The rds_ token is created fresh each run and expires in 15 minutes regardless. An attacker who intercepts one (for example from a workflow log with set -x) can only affect the specific Applications in that session, and only until the token expires. By the time you see the log, the token is likely already expired.

external_deploy is an allowed operation on an Automation Key, similar to exec or deploy. It grants the key permission to:

  1. Create deploy sessions (POST /external-deploy/session).
  2. Revoke deploy sessions (DELETE /external-deploy/session/{session_id}).

It does not grant permission to execute commands, restart containers, or perform any other server operation. A key with only external_deploy can do nothing other than open and close deploy sessions.

To add external_deploy to an existing key, go to API Keys > Automation Keys in the dashboard, click the key, and add external_deploy to Allowed Operations.

Automation Keys support an IP allowlist. For workflows running on GitHub-hosted runners, you can restrict the key to GitHub’s runner IP ranges (the actions key in that response). This prevents the key from being usable from any other network even if it leaks.

Session tokens (rds_) inherit the IP restriction of the rca_ key that created them. If the originating key has an IP allowlist, the session token is only valid from those same IPs.

TokenExpiryRevocation
rca_ automation keyConfigurable (30 days, 90 days, 1 year, or Never)Dashboard: API Keys page, revoke button
rds_ session token~15 minutes (hard limit)DELETE /external-deploy/session/{session_id} using either the rca_ key or the rds_ token itself

The GitHub Action calls DELETE /external-deploy/session/{session_id} automatically at the end of the workflow job (success or failure) to revoke the session immediately rather than waiting for it to expire.

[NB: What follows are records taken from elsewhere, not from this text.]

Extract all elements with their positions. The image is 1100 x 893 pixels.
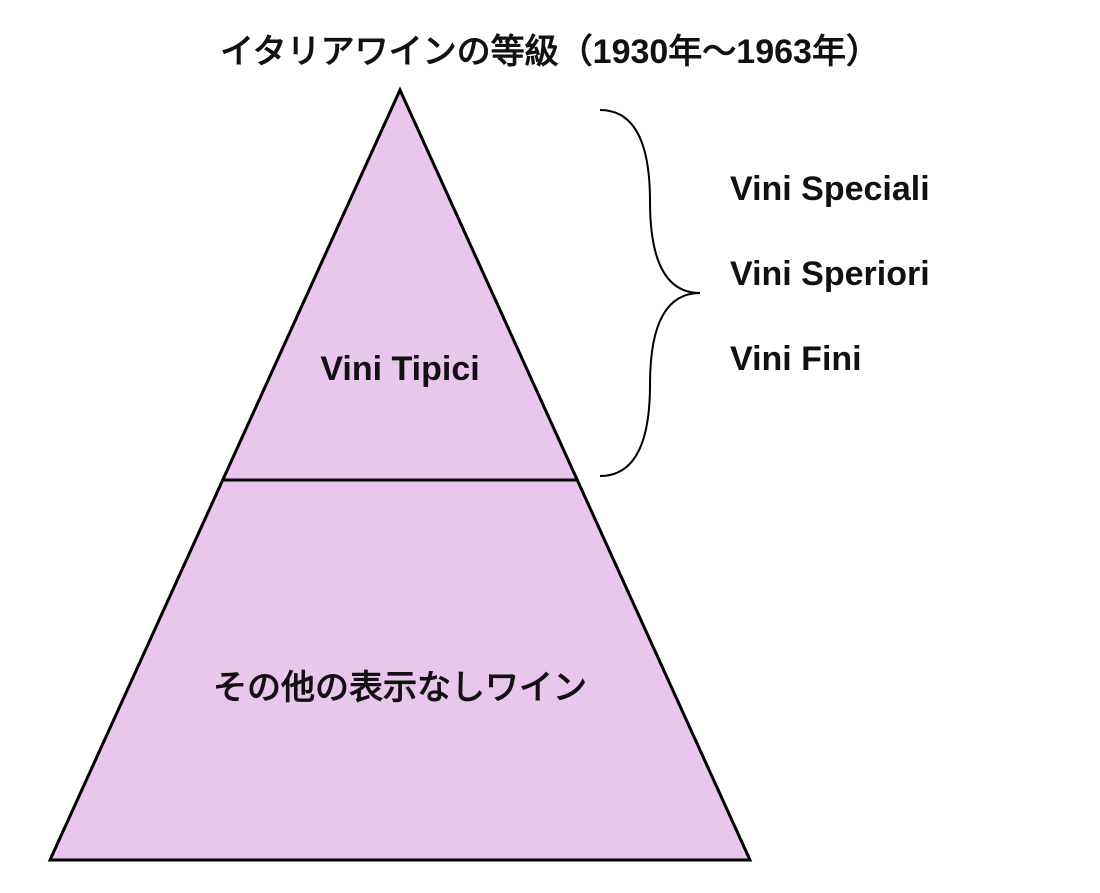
- diagram-stage: イタリアワインの等級（1930年〜1963年） Vini Tipici その他の…: [0, 0, 1100, 893]
- brace-list-item: Vini Speciali: [730, 170, 930, 209]
- pyramid-triangle: [50, 90, 750, 860]
- pyramid-tier-top-label: Vini Tipici: [320, 350, 479, 389]
- pyramid-tier-bottom-label: その他の表示なしワイン: [213, 660, 587, 709]
- brace-list: Vini Speciali Vini Speriori Vini Fini: [730, 170, 930, 379]
- pyramid-shape: [50, 90, 750, 860]
- brace-list-item: Vini Speriori: [730, 255, 930, 294]
- brace-icon: [600, 110, 700, 476]
- brace-list-item: Vini Fini: [730, 340, 930, 379]
- pyramid-svg: [0, 0, 1100, 893]
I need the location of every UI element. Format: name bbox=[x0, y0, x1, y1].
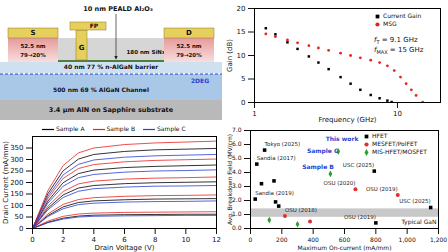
svg-text:5: 5 bbox=[241, 75, 245, 83]
svg-text:3.0: 3.0 bbox=[232, 182, 242, 189]
svg-text:0: 0 bbox=[19, 225, 23, 233]
svg-text:50: 50 bbox=[15, 213, 24, 221]
svg-text:7.0: 7.0 bbox=[232, 126, 242, 133]
svg-text:FP: FP bbox=[90, 22, 99, 29]
svg-text:Tokyo (2025): Tokyo (2025) bbox=[264, 141, 300, 148]
html-text:Current Gain: Current Gain bbox=[383, 12, 422, 19]
svg-text:20: 20 bbox=[237, 5, 246, 13]
svg-text:400: 400 bbox=[307, 236, 319, 243]
svg-text:600: 600 bbox=[339, 236, 351, 243]
svg-text:Sample C: Sample C bbox=[307, 147, 339, 155]
svg-text:G: G bbox=[79, 44, 85, 52]
html-text:MSG: MSG bbox=[383, 20, 397, 27]
svg-text:500 nm 69 % AlGaN Channel: 500 nm 69 % AlGaN Channel bbox=[53, 86, 149, 93]
svg-text:6: 6 bbox=[122, 236, 127, 245]
svg-text:USC (2025): USC (2025) bbox=[343, 162, 374, 168]
svg-text:OSU (2018): OSU (2018) bbox=[285, 207, 317, 213]
svg-text:52.5 nm: 52.5 nm bbox=[176, 43, 201, 49]
svg-text:USC (2025): USC (2025) bbox=[399, 198, 430, 204]
svg-text:0: 0 bbox=[30, 236, 34, 244]
svg-text:OSU (2019): OSU (2019) bbox=[366, 186, 398, 192]
svg-text:OSU (2019): OSU (2019) bbox=[344, 214, 376, 220]
svg-text:3.4 µm AlN on Sapphire substra: 3.4 µm AlN on Sapphire substrate bbox=[49, 106, 174, 114]
svg-text:1,200: 1,200 bbox=[430, 236, 447, 243]
svg-text:4: 4 bbox=[91, 236, 97, 245]
svg-text:Sandia (2017): Sandia (2017) bbox=[257, 155, 296, 161]
svg-text:800: 800 bbox=[370, 236, 382, 243]
svg-text:10 nm PEALD Al₂O₃: 10 nm PEALD Al₂O₃ bbox=[83, 5, 153, 13]
svg-text:10: 10 bbox=[237, 52, 246, 60]
svg-text:Frequency (GHz): Frequency (GHz) bbox=[318, 116, 376, 124]
svg-text:100: 100 bbox=[10, 202, 23, 210]
svg-text:Drain Voltage (V): Drain Voltage (V) bbox=[95, 244, 155, 252]
svg-text:180 nm SiNx: 180 nm SiNx bbox=[127, 49, 166, 55]
svg-text:5.0: 5.0 bbox=[232, 154, 242, 161]
svg-text:10: 10 bbox=[393, 110, 402, 118]
svg-text:D: D bbox=[186, 29, 192, 37]
svg-text:Sample B: Sample B bbox=[302, 163, 334, 171]
svg-text:15: 15 bbox=[237, 28, 246, 36]
svg-text:52.5 nm: 52.5 nm bbox=[20, 43, 45, 49]
svg-text:1,000: 1,000 bbox=[399, 236, 416, 243]
svg-text:150: 150 bbox=[10, 190, 23, 198]
html-text:fT= 9.1 GHz: fT= 9.1 GHz bbox=[374, 36, 418, 46]
svg-text:Drain Current (mA/mm): Drain Current (mA/mm) bbox=[2, 141, 10, 224]
svg-text:Maximum On-current (mA/mm): Maximum On-current (mA/mm) bbox=[297, 244, 391, 251]
html-text:HFET: HFET bbox=[372, 132, 388, 139]
svg-text:250: 250 bbox=[10, 167, 23, 175]
svg-text:79→20%: 79→20% bbox=[20, 52, 46, 58]
svg-text:2: 2 bbox=[61, 236, 65, 244]
svg-text:10: 10 bbox=[181, 236, 190, 244]
html-text:Sample B: Sample B bbox=[106, 125, 135, 132]
svg-text:300: 300 bbox=[10, 156, 23, 164]
svg-text:4.0: 4.0 bbox=[232, 168, 242, 175]
svg-text:Gain (dB): Gain (dB) bbox=[226, 39, 234, 72]
html-text:fMAX= 15 GHz: fMAX= 15 GHz bbox=[374, 46, 424, 56]
svg-text:200: 200 bbox=[276, 236, 288, 243]
svg-text:2.0: 2.0 bbox=[232, 196, 242, 203]
svg-text:79→20%: 79→20% bbox=[176, 52, 202, 58]
svg-text:0: 0 bbox=[241, 99, 245, 107]
svg-text:S: S bbox=[30, 29, 35, 37]
svg-text:2DEG: 2DEG bbox=[191, 77, 209, 84]
html-text:Sample A: Sample A bbox=[56, 125, 85, 132]
svg-text:OSU (2020): OSU (2020) bbox=[324, 180, 356, 186]
svg-text:0.0: 0.0 bbox=[232, 224, 242, 231]
html-text:MESFET/PolFET: MESFET/PolFET bbox=[372, 140, 418, 147]
svg-text:350: 350 bbox=[10, 144, 23, 152]
svg-text:12: 12 bbox=[212, 236, 221, 244]
svg-text:1.0: 1.0 bbox=[232, 210, 242, 217]
html-text:MIS-HFET/MOSFET: MIS-HFET/MOSFET bbox=[372, 148, 427, 155]
svg-text:This work: This work bbox=[326, 135, 360, 142]
svg-text:6.0: 6.0 bbox=[232, 140, 242, 147]
svg-text:Typical GaN: Typical GaN bbox=[400, 218, 436, 226]
svg-text:0: 0 bbox=[249, 236, 253, 243]
svg-text:8: 8 bbox=[152, 236, 158, 245]
html-text:Sample C: Sample C bbox=[157, 125, 186, 132]
svg-text:Avg. Breakdown Field (MV/cm): Avg. Breakdown Field (MV/cm) bbox=[226, 134, 234, 225]
svg-text:Sandia (2019): Sandia (2019) bbox=[255, 190, 294, 196]
svg-text:200: 200 bbox=[10, 179, 23, 187]
svg-text:1: 1 bbox=[252, 110, 256, 118]
svg-text:40 nm 77 % n-AlGaN barrier: 40 nm 77 % n-AlGaN barrier bbox=[64, 63, 159, 70]
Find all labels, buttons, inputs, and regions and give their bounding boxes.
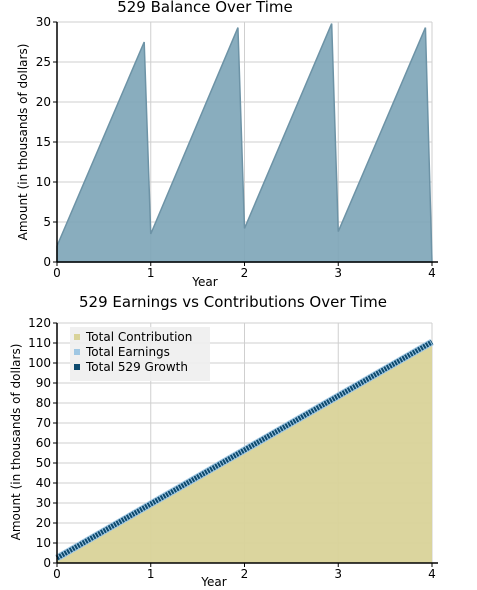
balance-chart-title: 529 Balance Over Time [117,0,293,16]
balance-chart-y-label: Amount (in thousands of dollars) [16,44,30,241]
y-tick-label: 30 [36,15,51,29]
x-tick-label: 4 [428,266,436,280]
y-tick-label: 90 [36,376,51,390]
x-tick-label: 4 [428,567,436,581]
balance-chart-x-label: Year [191,275,217,289]
legend-label: Total Earnings [85,345,170,359]
x-tick-label: 3 [334,567,342,581]
earnings-chart-axes [53,322,438,567]
y-tick-label: 25 [36,55,51,69]
earnings-chart: 529 Earnings vs Contributions Over Time … [9,293,438,589]
x-tick-label: 1 [147,266,155,280]
balance-chart-area [56,23,433,263]
y-tick-label: 120 [28,316,51,330]
y-tick-label: 5 [43,215,51,229]
y-tick-label: 110 [28,336,51,350]
y-tick-label: 0 [43,556,51,570]
earnings-chart-area [55,338,434,563]
legend-swatch [74,364,80,370]
y-tick-label: 15 [36,135,51,149]
y-tick-label: 100 [28,356,51,370]
y-tick-label: 20 [36,95,51,109]
y-tick-label: 60 [36,436,51,450]
total-529-growth-line [55,339,434,561]
balance-chart-x-ticks: 0 1 2 3 4 [53,266,436,280]
earnings-chart-x-ticks: 0 1 2 3 4 [53,567,436,581]
legend-box [70,327,210,381]
y-tick-label: 50 [36,456,51,470]
balance-chart-axes [53,21,438,266]
earnings-chart-x-label: Year [200,575,226,589]
y-tick-label: 30 [36,496,51,510]
legend-label: Total 529 Growth [85,360,188,374]
y-tick-label: 0 [43,255,51,269]
x-tick-label: 1 [147,567,155,581]
legend-swatch [74,349,80,355]
y-tick-label: 70 [36,416,51,430]
y-tick-label: 10 [36,175,51,189]
legend-label: Total Contribution [85,330,192,344]
earnings-chart-y-ticks: 0 10 20 30 40 50 60 70 80 90 100 110 120 [28,316,51,570]
y-tick-label: 40 [36,476,51,490]
balance-chart: 529 Balance Over Time 0 5 10 15 20 25 30 0 1 2 3 4… [16,0,438,289]
balance-chart-y-ticks: 0 5 10 15 20 25 30 [36,15,51,269]
y-tick-label: 80 [36,396,51,410]
x-tick-label: 2 [241,567,249,581]
balance-area-series [56,23,433,263]
x-tick-label: 0 [53,266,61,280]
x-tick-label: 0 [53,567,61,581]
x-tick-label: 3 [334,266,342,280]
x-tick-label: 2 [241,266,249,280]
legend-swatch [74,334,80,340]
y-tick-label: 20 [36,516,51,530]
earnings-chart-title: 529 Earnings vs Contributions Over Time [79,293,387,311]
y-tick-label: 10 [36,536,51,550]
earnings-chart-y-label: Amount (in thousands of dollars) [9,344,23,541]
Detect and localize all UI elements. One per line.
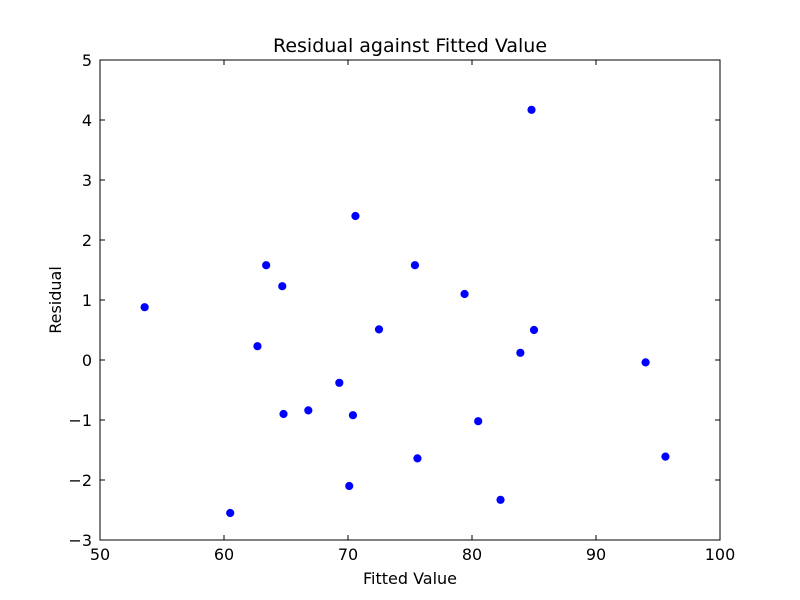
data-point — [279, 409, 288, 419]
y-tick-label: 4 — [82, 111, 92, 130]
chart-title: Residual against Fitted Value — [273, 35, 547, 57]
plot-area-frame — [99, 59, 721, 541]
data-point — [351, 211, 360, 221]
x-tick-label: 90 — [586, 545, 606, 564]
data-point — [527, 105, 536, 114]
data-point — [335, 378, 344, 387]
y-tick-label: 1 — [82, 291, 92, 310]
data-point — [529, 325, 539, 335]
x-tick-label: 60 — [214, 545, 234, 564]
y-axis-label: Residual — [46, 266, 65, 334]
x-tick-label: 100 — [705, 545, 736, 564]
data-point — [278, 282, 287, 291]
data-point — [413, 454, 422, 463]
data-point — [641, 358, 650, 367]
data-point — [253, 342, 262, 351]
data-point — [304, 406, 313, 415]
y-tick-label: 5 — [82, 51, 92, 70]
y-tick-label: −1 — [68, 411, 92, 430]
data-point — [474, 417, 483, 426]
data-point — [226, 508, 235, 518]
data-point — [496, 495, 505, 504]
y-tick-label: −3 — [68, 531, 92, 550]
data-point — [374, 325, 384, 334]
data-point — [661, 452, 670, 461]
axis-ticks: 50 60 70 80 90 100 −3 −2 −1 0 1 2 3 4 5 — [68, 51, 735, 564]
x-axis-label: Fitted Value — [363, 569, 457, 588]
data-point — [348, 411, 358, 420]
data-point — [140, 303, 149, 312]
y-tick-label: 2 — [82, 231, 92, 250]
y-tick-label: 3 — [82, 171, 92, 190]
data-point — [345, 481, 354, 491]
x-tick-label: 50 — [90, 545, 110, 564]
data-points — [140, 105, 670, 518]
x-tick-label: 70 — [338, 545, 358, 564]
data-point — [410, 261, 420, 270]
data-point — [262, 261, 271, 270]
y-tick-label: −2 — [68, 471, 92, 490]
y-tick-label: 0 — [82, 351, 92, 370]
x-tick-label: 80 — [462, 545, 482, 564]
data-point — [516, 348, 525, 357]
data-point — [460, 289, 469, 299]
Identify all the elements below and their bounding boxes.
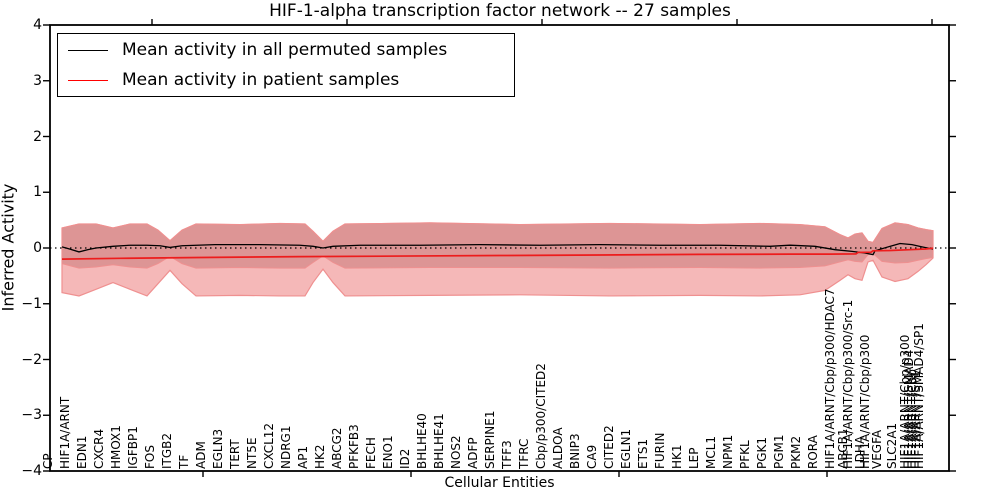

If a session token appears in a workflow log, a debug trace, or any other output:

  1. The blast radius is limited to the Applications in that session — an attacker cannot route arbitrary domains.
  2. The token expires in at most 15 minutes from creation, often sooner by the time you notice.
  3. If you see a leaked token before it expires, call DELETE /external-deploy/session/{session_id} with your rca_ key to revoke it immediately:
Terminal window
curl -X DELETE https://api.reoclo.com/external-deploy/session/SESSION_ID \
-H "Authorization: Bearer rca_example_DO_NOT_USE_xxxxxxxxxxxxxx"

You do not need to rotate the rca_ key unless it was also exposed.

There is no in-place rotation. To rotate an rca_ key:

  1. Create a new Automation Key with the same settings (external_deploy operation, same server scope and IP allowlist).
  2. Update REOCLO_API_KEY in your GitHub repository secrets.
  3. Verify the next workflow run succeeds.
  4. Revoke the old key from the dashboard.
  1. Revoke the key immediately from the API Keys page in the dashboard.
  2. Any active rds_ sessions created with that key become invalid within seconds of revocation — Reoclo propagates key revocations to session validity checks.
  3. Create a replacement key and update your secrets.
  4. Check the Audit Log for any session creations or sync calls made with the compromised key.